Thursday, July 2, 2015

Teachers Participate in OGAP (Ongoing Assessment Project) for Math

Paine Primary math coach, Donna Brumlow and teachers Gina Lackey, Donna Walker, Jeanette Cerisano, Kay Shumate, and Beth Ann Marshall recently participated in OGAP training with other regional coaches and teachers.

The OGAP formative assessment system is based on the belief that teachers make more effective instructional decisions resulting in improved student learning when they: (a) are knowledgeable about how students develop understanding of specific mathematics concepts and about preconceptions and misconceptions that interfere with learning these concepts; (b) have tools and strategies that allow them to systematically monitor their students’ understanding prior to and during instruction; and (c) receive professional development focused on that knowledge, those tools, and those strategies. Four principles about effective instruction and assessment underlie OGAP’s design:
  1. Build on students’ pre-existing knowledge. Ignoring students’ initial thinking risks students developing understandings that do not match what the teacher intended (NRC, 2001b).
  2. Teach (and assess) for understanding. Because teaching for understanding “improves retention, promotes fluency, and facilitates learning related materials” (NRC, 2001b), OGAP items and tools are designed to elicit conceptual understanding.
  3. Use formative assessment intentionally and systematically.
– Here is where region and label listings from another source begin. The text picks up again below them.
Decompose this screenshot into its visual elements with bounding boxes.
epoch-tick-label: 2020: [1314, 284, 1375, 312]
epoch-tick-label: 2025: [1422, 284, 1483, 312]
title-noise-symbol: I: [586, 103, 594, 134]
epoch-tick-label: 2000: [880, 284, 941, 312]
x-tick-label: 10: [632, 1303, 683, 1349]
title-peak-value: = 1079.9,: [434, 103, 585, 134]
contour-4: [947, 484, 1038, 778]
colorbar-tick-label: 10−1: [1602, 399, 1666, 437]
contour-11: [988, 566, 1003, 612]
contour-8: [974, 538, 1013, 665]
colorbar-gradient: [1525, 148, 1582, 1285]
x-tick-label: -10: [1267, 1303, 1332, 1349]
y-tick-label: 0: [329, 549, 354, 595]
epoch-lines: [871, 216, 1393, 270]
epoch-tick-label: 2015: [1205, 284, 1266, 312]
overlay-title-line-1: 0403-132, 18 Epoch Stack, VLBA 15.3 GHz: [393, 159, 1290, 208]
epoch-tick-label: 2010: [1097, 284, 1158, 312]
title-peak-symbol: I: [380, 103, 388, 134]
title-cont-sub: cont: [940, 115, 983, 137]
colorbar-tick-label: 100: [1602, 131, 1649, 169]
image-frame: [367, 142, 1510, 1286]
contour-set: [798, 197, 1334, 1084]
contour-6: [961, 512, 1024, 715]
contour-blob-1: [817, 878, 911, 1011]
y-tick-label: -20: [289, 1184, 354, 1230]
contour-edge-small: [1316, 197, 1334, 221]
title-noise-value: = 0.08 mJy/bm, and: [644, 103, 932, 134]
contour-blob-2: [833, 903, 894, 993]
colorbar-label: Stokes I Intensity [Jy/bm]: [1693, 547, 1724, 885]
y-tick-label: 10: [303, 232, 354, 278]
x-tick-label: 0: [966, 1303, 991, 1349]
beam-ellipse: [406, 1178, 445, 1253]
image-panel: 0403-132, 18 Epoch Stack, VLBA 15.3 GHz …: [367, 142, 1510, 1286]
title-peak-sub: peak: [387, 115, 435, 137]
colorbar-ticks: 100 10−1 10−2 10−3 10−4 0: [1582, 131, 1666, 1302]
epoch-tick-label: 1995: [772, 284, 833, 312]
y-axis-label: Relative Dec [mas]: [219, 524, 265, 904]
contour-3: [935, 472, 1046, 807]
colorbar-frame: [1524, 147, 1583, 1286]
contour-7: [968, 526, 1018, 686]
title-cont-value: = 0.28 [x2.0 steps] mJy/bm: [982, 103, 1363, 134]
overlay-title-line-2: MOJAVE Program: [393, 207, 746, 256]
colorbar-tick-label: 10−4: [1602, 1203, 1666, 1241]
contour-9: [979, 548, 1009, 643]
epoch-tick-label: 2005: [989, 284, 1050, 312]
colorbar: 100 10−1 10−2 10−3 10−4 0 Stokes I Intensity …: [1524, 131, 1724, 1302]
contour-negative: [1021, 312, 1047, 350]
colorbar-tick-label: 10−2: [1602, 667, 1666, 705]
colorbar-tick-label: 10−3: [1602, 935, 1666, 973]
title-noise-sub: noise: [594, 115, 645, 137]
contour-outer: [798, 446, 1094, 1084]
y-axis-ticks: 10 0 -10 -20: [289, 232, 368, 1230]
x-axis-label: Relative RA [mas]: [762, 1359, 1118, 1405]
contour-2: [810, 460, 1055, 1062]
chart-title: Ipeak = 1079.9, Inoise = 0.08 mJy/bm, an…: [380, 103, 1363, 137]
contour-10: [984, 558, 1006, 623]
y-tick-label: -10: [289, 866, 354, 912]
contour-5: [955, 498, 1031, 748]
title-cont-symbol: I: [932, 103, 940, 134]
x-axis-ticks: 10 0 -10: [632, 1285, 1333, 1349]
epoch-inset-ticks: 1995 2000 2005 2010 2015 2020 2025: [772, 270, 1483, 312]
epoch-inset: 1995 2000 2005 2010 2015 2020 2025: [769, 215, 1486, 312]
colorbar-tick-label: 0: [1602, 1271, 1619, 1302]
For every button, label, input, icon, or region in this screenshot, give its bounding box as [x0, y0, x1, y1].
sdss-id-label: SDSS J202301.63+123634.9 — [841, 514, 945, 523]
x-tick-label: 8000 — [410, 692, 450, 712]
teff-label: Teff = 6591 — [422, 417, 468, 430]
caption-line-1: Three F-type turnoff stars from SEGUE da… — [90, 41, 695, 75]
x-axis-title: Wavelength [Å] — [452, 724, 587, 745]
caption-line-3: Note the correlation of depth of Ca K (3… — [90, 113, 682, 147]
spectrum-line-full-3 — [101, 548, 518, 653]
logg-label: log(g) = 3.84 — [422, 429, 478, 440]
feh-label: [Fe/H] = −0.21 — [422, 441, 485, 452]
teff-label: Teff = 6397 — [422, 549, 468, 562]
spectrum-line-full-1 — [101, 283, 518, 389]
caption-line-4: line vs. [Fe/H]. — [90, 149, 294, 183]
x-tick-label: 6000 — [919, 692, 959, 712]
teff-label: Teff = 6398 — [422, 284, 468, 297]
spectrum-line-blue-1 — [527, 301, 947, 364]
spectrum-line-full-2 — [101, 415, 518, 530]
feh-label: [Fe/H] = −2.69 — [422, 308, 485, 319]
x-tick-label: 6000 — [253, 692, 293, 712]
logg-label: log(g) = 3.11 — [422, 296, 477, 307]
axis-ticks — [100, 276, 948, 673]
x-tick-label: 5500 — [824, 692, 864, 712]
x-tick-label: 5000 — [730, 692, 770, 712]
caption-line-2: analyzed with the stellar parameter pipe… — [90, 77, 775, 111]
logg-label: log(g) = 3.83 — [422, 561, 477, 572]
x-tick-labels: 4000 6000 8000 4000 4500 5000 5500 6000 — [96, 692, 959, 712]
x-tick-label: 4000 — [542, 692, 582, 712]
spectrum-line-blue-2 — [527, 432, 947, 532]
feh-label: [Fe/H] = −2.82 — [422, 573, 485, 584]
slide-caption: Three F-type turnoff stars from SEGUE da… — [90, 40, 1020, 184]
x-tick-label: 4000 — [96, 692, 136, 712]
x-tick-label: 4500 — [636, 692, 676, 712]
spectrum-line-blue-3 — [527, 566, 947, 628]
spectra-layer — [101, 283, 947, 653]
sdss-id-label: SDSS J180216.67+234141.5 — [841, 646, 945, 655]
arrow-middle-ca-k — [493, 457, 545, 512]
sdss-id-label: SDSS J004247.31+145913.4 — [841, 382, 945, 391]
Research has shown that learning gains from systematically implementing formative assessment strategies into instruction are larger than gains found for most other educational interventions (NRC, 2001a).
  4. Build assessments based on the mathematics education research. A key recommendation from Knowing What Students Know (NRC, 2001a) is that assessments should be built on research on how students learn specific mathematics concepts.
OGAP is both a product and a process: professional development focuses on research about how children learn mathematics, providing a rationale for the design of the item bank and frameworks. It also shows teachers how to use those tools, and models routines that allow them to use them well.